Thursday, April 12, 2012

Life



I don't think that there has been a day where my eyes have not filled up with tears since I have been living here. I usually have a moment to my self where I start to think of my (old) home, friends, family, and my kids little friends, and start to cry, but then they are quickly wiped away by my reality of having to continue to move on and realize this is my new home. I do like it here in Arizona (Everyone here has been so welcoming) but shouldn't I be allowed to feel sad every once in a while?? I feel bad feeling bad. A friend who I miss SO much told me a while ago, just stop and count your blessings. I realized how blessed I am. I have so much to be thankful for, even though I know some days are just sad and lonely, or not what I want them to be, I am blessed.






4 comments:

jessamyn said...

You are absolutely allowed to feel sad! I feel sad all the time about having to leave my closest friends and YOU!! Change is hard, that's the truth. I love you!!

LeslieK said...

I've been in TX for 2 years and it's still hard sometimes! I go through days where I'm just sad, and I have to actively remind myself to choose to be happy. Because my family needs me to be happy. My kids need a happy mom, and Keith needs a happy wife. Most importantly, I need me to be happy. Change can really suck sometimes. Life can suck sometimes. Choose to be happy anyway. I love ya!

Brooke said...

Anyone who has ever had to move will fully sympathize with you. I STILL get teary when I think of Turkey, and that move was over 5 years ago. You are such a fun person and you have a wonderful little family. I'm sure you'll make lots of new friends and soon it will feel like home.

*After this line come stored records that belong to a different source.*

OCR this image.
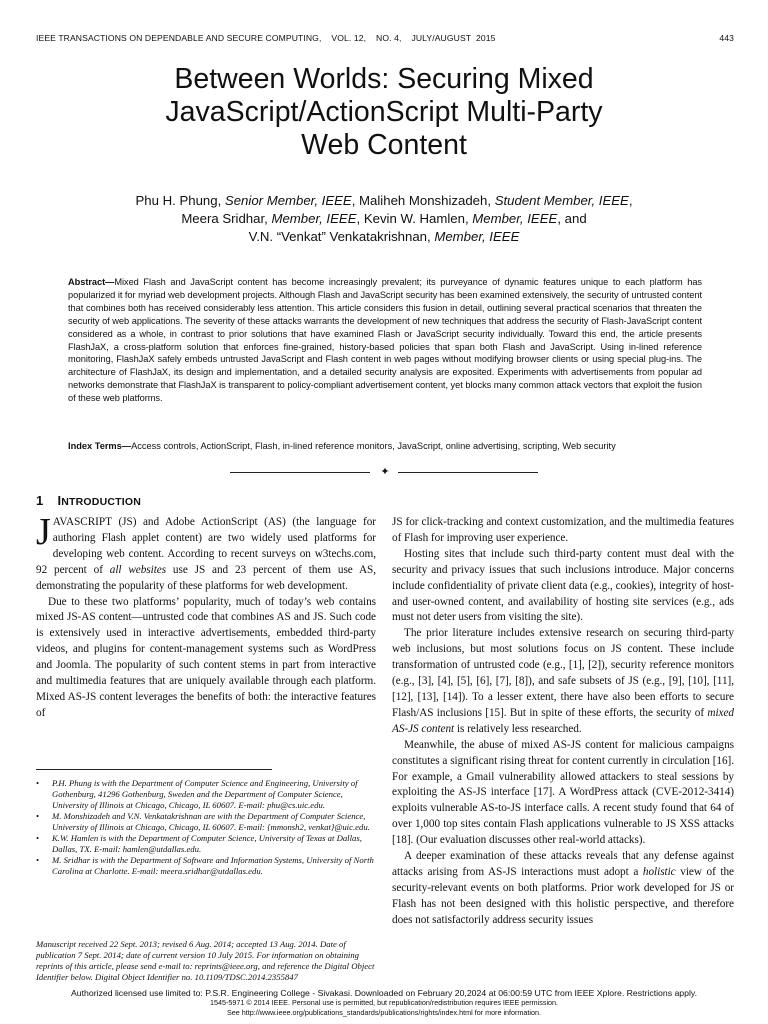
IEEE TRANSACTIONS ON DEPENDABLE AND SECURE COMPUTING,    VOL. 12,    NO. 4,    JULY/AUGUST  2015	443
Between Worlds: Securing Mixed
JavaScript/ActionScript Multi-Party
Web Content
Phu H. Phung, Senior Member, IEEE, Maliheh Monshizadeh, Student Member, IEEE,
Meera Sridhar, Member, IEEE, Kevin W. Hamlen, Member, IEEE, and
V.N. “Venkat” Venkatakrishnan, Member, IEEE
Abstract—Mixed Flash and JavaScript content has become increasingly prevalent; its purveyance of dynamic features unique to each platform has popularized it for myriad web development projects. Although Flash and JavaScript security has been examined extensively, the security of untrusted content that combines both has received considerably less attention. This article considers this fusion in detail, outlining several practical scenarios that threaten the security of web applications. The severity of these attacks warrants the development of new techniques that address the security of Flash-JavaScript content considered as a whole, in contrast to prior solutions that have examined Flash or JavaScript security individually. Toward this end, the article presents FlashJaX, a cross-platform solution that enforces fine-grained, history-based policies that span both Flash and JavaScript. Using in-lined reference monitoring, FlashJaX safely embeds untrusted JavaScript and Flash content in web pages without modifying browser clients or using special plug-ins. The architecture of FlashJaX, its design and implementation, and a detailed security analysis are exposited. Experiments with advertisements from popular ad networks demonstrate that FlashJaX is transparent to policy-compliant advertisement content, yet blocks many common attack vectors that exploit the fusion of these web platforms.
Index Terms—Access controls, ActionScript, Flash, in-lined reference monitors, JavaScript, online advertising, scripting, Web security
✦
1 INTRODUCTION

JAVASCRIPT (JS) and Adobe ActionScript (AS) (the language for authoring Flash applet content) are two widely used platforms for developing web content. According to recent surveys on w3techs.com, 92 percent of all websites use JS and 23 percent of them use AS, demonstrating the popularity of these platforms for web development.

Due to these two platforms’ popularity, much of today’s web contains mixed JS-AS content—untrusted code that combines AS and JS. Such code is extensively used in interactive advertisements, embedded third-party videos, and plugins for content-management systems such as WordPress and Joomla. The popularity of such content stems in part from interactive and multimedia features that are uniquely available through each platform. Mixed AS-JS content leverages the benefits of both: the interactive features of

• P.H. Phung is with the Department of Computer Science and Engineering, University of Gothenburg, 41296 Gothenburg, Sweden and the Department of Computer Science, University of Illinois at Chicago, Chicago, IL 60607. E-mail: phu@cs.uic.edu.
• M. Monshizadeh and V.N. Venkatakrishnan are with the Department of Computer Science, University of Illinois at Chicago, Chicago, IL 60607. E-mail: {mmonsh2, venkat}@uic.edu.
• K.W. Hamlen is with the Department of Computer Science, University of Texas at Dallas, Dallas, TX. E-mail: hamlen@utdallas.edu.
• M. Sridhar is with the Department of Software and Information Systems, University of North Carolina at Charlotte. E-mail: meera.sridhar@utdallas.edu.
Manuscript received 22 Sept. 2013; revised 6 Aug. 2014; accepted 13 Aug. 2014. Date of publication 7 Sept. 2014; date of current version 10 July 2015. For information on obtaining reprints of this article, please send e-mail to: reprints@ieee.org, and reference the Digital Object Identifier below. Digital Object Identifier no. 10.1109/TDSC.2014.2355847

JS for click-tracking and context customization, and the multimedia features of Flash for improving user experience.

Hosting sites that include such third-party content must deal with the security and privacy issues that such inclusions introduce. Major concerns include confidentiality of private client data (e.g., cookies), integrity of host- and user-owned content, and availability of hosting site services (e.g., ads must not deter users from visiting the site).

The prior literature includes extensive research on securing third-party web inclusions, but most solutions focus on JS content. These include transformation of untrusted code (e.g., [1], [2]), security reference monitors (e.g., [3], [4], [5], [6], [7], [8]), and safe subsets of JS (e.g., [9], [10], [11], [12], [13], [14]). To a lesser extent, there have also been efforts to secure Flash/AS inclusions [15]. But in spite of these efforts, the security of mixed AS-JS content is relatively less researched.

Meanwhile, the abuse of mixed AS-JS content for malicious campaigns constitutes a significant rising threat for content currently in circulation [16]. For example, a Gmail vulnerability allowed attackers to steal sessions by exploiting the AS-JS interface [17]. A WordPress attack (CVE-2012-3414) exploits vulnerable AS-to-JS interface calls. A recent study found that 64 of over 1,000 top sites contain Flash applications vulnerable to JS XSS attacks [18]. (Our evaluation discusses other real-world attacks).

A deeper examination of these attacks reveals that any defense against attacks arising from AS-JS interactions must adopt a holistic view of the security-relevant events on both platforms. Prior work developed for JS or Flash has not been designed with this holistic perspective, and therefore does not satisfactorily address security issues

Authorized licensed use limited to: P.S.R. Engineering College - Sivakasi. Downloaded on February 20,2024 at 06:00:59 UTC from IEEE Xplore. Restrictions apply.
1545-5971 © 2014 IEEE. Personal use is permitted, but republication/redistribution requires IEEE permission.
See http://www.ieee.org/publications_standards/publications/rights/index.html for more information.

The Rasmussen Family said...

I SO love these pictures!! Little Diesel is just a hunk! I still get really sad on days I think about you guys too much, as well! I really don't have a pedicure, diet coke running friend anymore :( Lets just plan on a visit sometime in the near future! And yes, you are totally allowed to cry, get upset, feel lonely...then, like you said- count those blessings and realize how wonderful life is! You are a strong and incredible person and you can make any situation pleasant! Keep your chin up and your diet coke close!! Love yoU!!!